0. See Computer Systems Modeling for why the delay grows quickly as load approaches capacity.

1. see IB Distributed Systems for clock synch

2. see last year's Cloud Computing (II) module for a bit more about data centers&platforms.

Wednesday, November 13, 2024

Principles of Communications Week 6 to Nov 14th/L11

 This week we covered congestion control (with a brief mention of latest ideas of CUBIC and BBR) and scheduling (work conserving, max min fairness, and round robin with various tweaks, as well as queue management, with another appearance of "randomness" as a useful trick).

My analogy for the overall system that is TCP + IP is that it is like a bicycle, with a chain connecting two sets of gears - you can change gear at each end to change rate/speed, but the wheels slip (forwarding) and the chain is made of soggy bread (end to end rate).

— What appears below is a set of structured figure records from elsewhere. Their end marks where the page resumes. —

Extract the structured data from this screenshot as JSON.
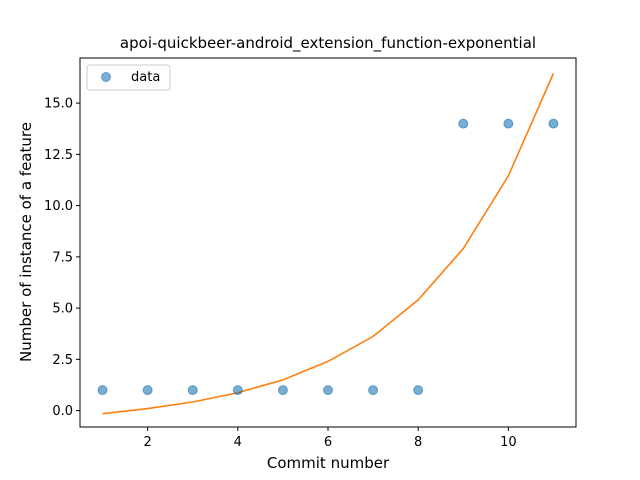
{
  "chart_data": {
    "type": "scatter",
    "title": "apoi-quickbeer-android_extension_function-exponential",
    "xlabel": "Commit number",
    "ylabel": "Number of instance of a feature",
    "xlim": [
      0.5,
      11.5
    ],
    "ylim": [
      -0.8,
      17.2
    ],
    "xticks": [
      2,
      4,
      6,
      8,
      10
    ],
    "xtick_labels": [
      "2",
      "4",
      "6",
      "8",
      "10"
    ],
    "yticks": [
      0,
      2.5,
      5,
      7.5,
      10,
      12.5,
      15
    ],
    "ytick_labels": [
      "0.0",
      "2.5",
      "5.0",
      "7.5",
      "10.0",
      "12.5",
      "15.0"
    ],
    "grid": false,
    "legend_position": "upper-left",
    "series": [
      {
        "name": "data",
        "kind": "scatter",
        "color": "#1f77b4",
        "x": [
          1,
          2,
          3,
          4,
          5,
          6,
          7,
          8,
          9,
          10,
          11
        ],
        "y": [
          1,
          1,
          1,
          1,
          1,
          1,
          1,
          1,
          14,
          14,
          14
        ]
      },
      {
        "kind": "line",
        "color": "#ff7f0e",
        "x": [
          1,
          2,
          3,
          4,
          5,
          6,
          7,
          8,
          9,
          10,
          11
        ],
        "y": [
          -0.15,
          0.1,
          0.42,
          0.87,
          1.5,
          2.4,
          3.62,
          5.4,
          7.9,
          11.45,
          16.45
        ]
      }
    ]
  }
}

IP forwarding+scheduling is like the bit where the rubber hits the road, and the foot on the pedal is like the sender, while the force backwards from friction, skidding and effort is the flow & congestion control.

Now loosely couple the chains of 10 billion bikes and riders and roads, and run them anything from 1 to a billion RPM...

and make the road surface out of jelly. and take a chain link out, or put on in every now and then (re-routing)...

and many of the bikes are penny farthings but some are jetskis (i.e. not everyone is running the same algorithm, either at IP level or end-to-end/TCP level).

Wednesday, November 06, 2024

Principles of Communications Week 5 to Nov 7th/L9

We covered mobile and telephony routing - key interesting idea is Dynamic Alternative Routing, a.k.a. sticky random routing, where the Gibbens paper covers the Max Flow analysis, plus this paper gives the statistical background on the triangle problem.

We then covered (essentially, revision of last years networks) flow and congestion control. There's an important link to control theory here which is covered in the Computer Systems Modeling module next term.